Hannover – Die Feststellung des EU-Programms „Copernicus“, dass der zu Ende gegangene Januar der bislang wärmste seit Beginn der Klimaaufzeichnungen war, hat beim NABU Niedersachsen, der mit rund 133.000 Mitgliedern größter Naturschutzverband des Landes, große Besorgnis ausgelöst: Der Landesvorsitzende des NABU Niedersachsen Dr. Holger Buschmann betont, dass „sich die verheerende Zuspitzung der Situation, was den menschengemachten Klimawandel betrifft, immer weiter zu beschleunigen scheint. Wir liegen bereits deutlich über den im Pariser Klimaschutzabkommen als Ziel festgelegten 1,5 Grad Zunahme bis zum Ende des Jahrhunderts, und es ist zu befürchten, dass die Kurve an einen Kipppunkt gelangt, an dem ihre Beschleunigung nicht mehr aufhaltbar ist!“
Er führt aus: „Leidtragende werden die Menschen sein, auf vielerlei Art und Weise: In immer heißeren, trockeneren Sommern werden viele Menschen gesundheitliche Probleme bekommen, Städte werden zu unerträglichen Backöfen und Wasser wird im Sommer knapper werden. Lange Trockenperioden, Wassermangel, Starkregenereignisse und hohe Feuchtigkeit im Winter werden der Landwirtschaft große Schwierigkeiten bereiten. Dies wird auch auf die Forstwirtschaft und die Fischerei durchschlagen – insofern hat der Klimawandel große gesundheitliche wie wirtschaftliche Auswirkungen und ist bereits greifbar, auch, was Naturkatastrophen betrifft.“
Selbst für Laien ersichtlich – die Folgen der Klimaerwärmung zeigen sich schon heute
Viel zu wenig werde zudem auf die zu befürchtenden Folgen, insbesondere auf fragile und für die Biodiversität wertvolle Ökosysteme geachtet. Dabei zeigten sich solche bereits heute: „Wälder stehen unter Dauerstress durch Trockenheit und Hitze. Selbst Heidelandschaften stehen vor dem Verdorren. Feuchtgebiete und Moore mangelt es im Sommer an Wasser und Gewässer – nicht nur kleine – trocknen aus“, so der NABU-Landesvorsitzende. Giftige Blaualgenblüten, ein erhitztes Wattenmeer und weitere Einflüsse auf komplexe Lebensräume seien längst traurige Realität.

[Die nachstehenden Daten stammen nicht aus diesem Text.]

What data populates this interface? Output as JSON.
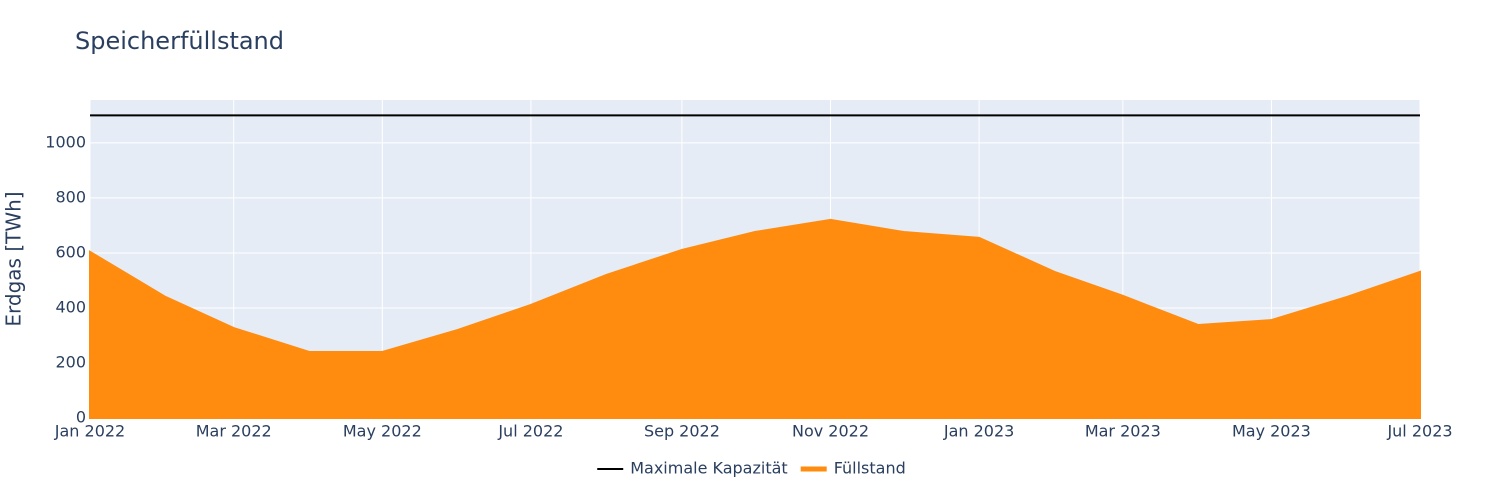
{
  "chart_data": {
    "type": "area",
    "title": "Speicherfüllstand",
    "y_axis_label": "Erdgas [TWh]",
    "x": [
      "2022-01",
      "2022-02",
      "2022-03",
      "2022-04",
      "2022-05",
      "2022-06",
      "2022-07",
      "2022-08",
      "2022-09",
      "2022-10",
      "2022-11",
      "2022-12",
      "2023-01",
      "2023-02",
      "2023-03",
      "2023-04",
      "2023-05",
      "2023-06",
      "2023-07"
    ],
    "series": [
      {
        "name": "Maximale Kapazität",
        "type": "line",
        "color": "#000000",
        "values": [
          1100,
          1100,
          1100,
          1100,
          1100,
          1100,
          1100,
          1100,
          1100,
          1100,
          1100,
          1100,
          1100,
          1100,
          1100,
          1100,
          1100,
          1100,
          1100
        ]
      },
      {
        "name": "Füllstand",
        "type": "area",
        "color": "#ff8c0f",
        "values": [
          604,
          440,
          327,
          240,
          240,
          320,
          411,
          520,
          611,
          676,
          720,
          676,
          655,
          531,
          444,
          338,
          356,
          440,
          531
        ]
      }
    ],
    "xlim": [
      "2022-01",
      "2023-07"
    ],
    "xticks": [
      {
        "value": "2022-01",
        "label": "Jan 2022"
      },
      {
        "value": "2022-03",
        "label": "Mar 2022"
      },
      {
        "value": "2022-05",
        "label": "May 2022"
      },
      {
        "value": "2022-07",
        "label": "Jul 2022"
      },
      {
        "value": "2022-09",
        "label": "Sep 2022"
      },
      {
        "value": "2022-11",
        "label": "Nov 2022"
      },
      {
        "value": "2023-01",
        "label": "Jan 2023"
      },
      {
        "value": "2023-03",
        "label": "Mar 2023"
      },
      {
        "value": "2023-05",
        "label": "May 2023"
      },
      {
        "value": "2023-07",
        "label": "Jul 2023"
      }
    ],
    "ylim": [
      0,
      1156
    ],
    "yticks": [
      0,
      200,
      400,
      600,
      800,
      1000
    ],
    "grid": true,
    "legend": "bottom"
  }
}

„Wir werden immer weitere Verschiebungen in der Tier- und Pflanzenwelt, auch zwischen Küste und Harz, erleben“, betont der Biologe: „Das ist heute sogar für Laien erkennbar: Viele Menschen berichten uns vom Fernbleiben der ‚Schmetterlinge ihrer Kindheit‘: So hat beispielsweise der einst besonders häufige Kleine Fuchs unsere Bereiche zugunsten nordischer Regionen weitgehend verlassen. Der Kuckuck hat große Probleme, für Nachwuchs zu sorgen, weil seine Wirtsvögel früher brüten und er dadurch immer seltener zur Eiablage kommt. Im gesamten Gefüge des Vogelzugs wird es Verschiebungen geben, zwar auch für uns neue Arten nach Niedersachsen bringen, aber dennoch das große Mobile des Lebens ins Wanken bringen, etwa durch frühere Entwicklungszyklen bei manchen Insektenarten, die wiederum Nahrung für Vögel sind.“ Die Wissenschaft stehe in diesem Bereich zwar noch am Anfang, „die ersten Folgen sind jedoch bereits greifbar“, mahnt Dr. Holger Buschmann.
„Wir müssen begreifen, dass Klimaschutz eine Querschnittsaufgabe ist.“
Aus Sicht des NABU Niedersachsen müsse die Politik noch viel beherzter Klimaschutz betreiben: „Denn es stellen sich – dass kann mit allem Nachdruck festgestellt werden – die Überlebensfrage, auch für uns, und die Frage nach der Bewahrung von Lebensqualität der heutigen wie künftigen Generationen. Wir müssen begreifen, dass Klimaschutz eine Querschnittsaufgabe ist. Dazu zählen eine Reduzierung von Treibhausgasen ohne Ausreden und Hinhaltetaktiken, ein Umbau des Verkehrssektors hin zu mehr Öffentlichem Personen- und Nahverkehr, ein konsequenter Moorschutz, eine naturnähere Waldwirtschaft, ein sorgsamerer Umgang mit dem unvermehrbaren Gut Boden – auch durch einen Verzicht auf immer neue Flächenversiegelungen – sowie eine Durchgrünung von Siedlungsraum und Gewerbeflächen“, fordert der Landesvorsitzende des NABU Niedersachsen.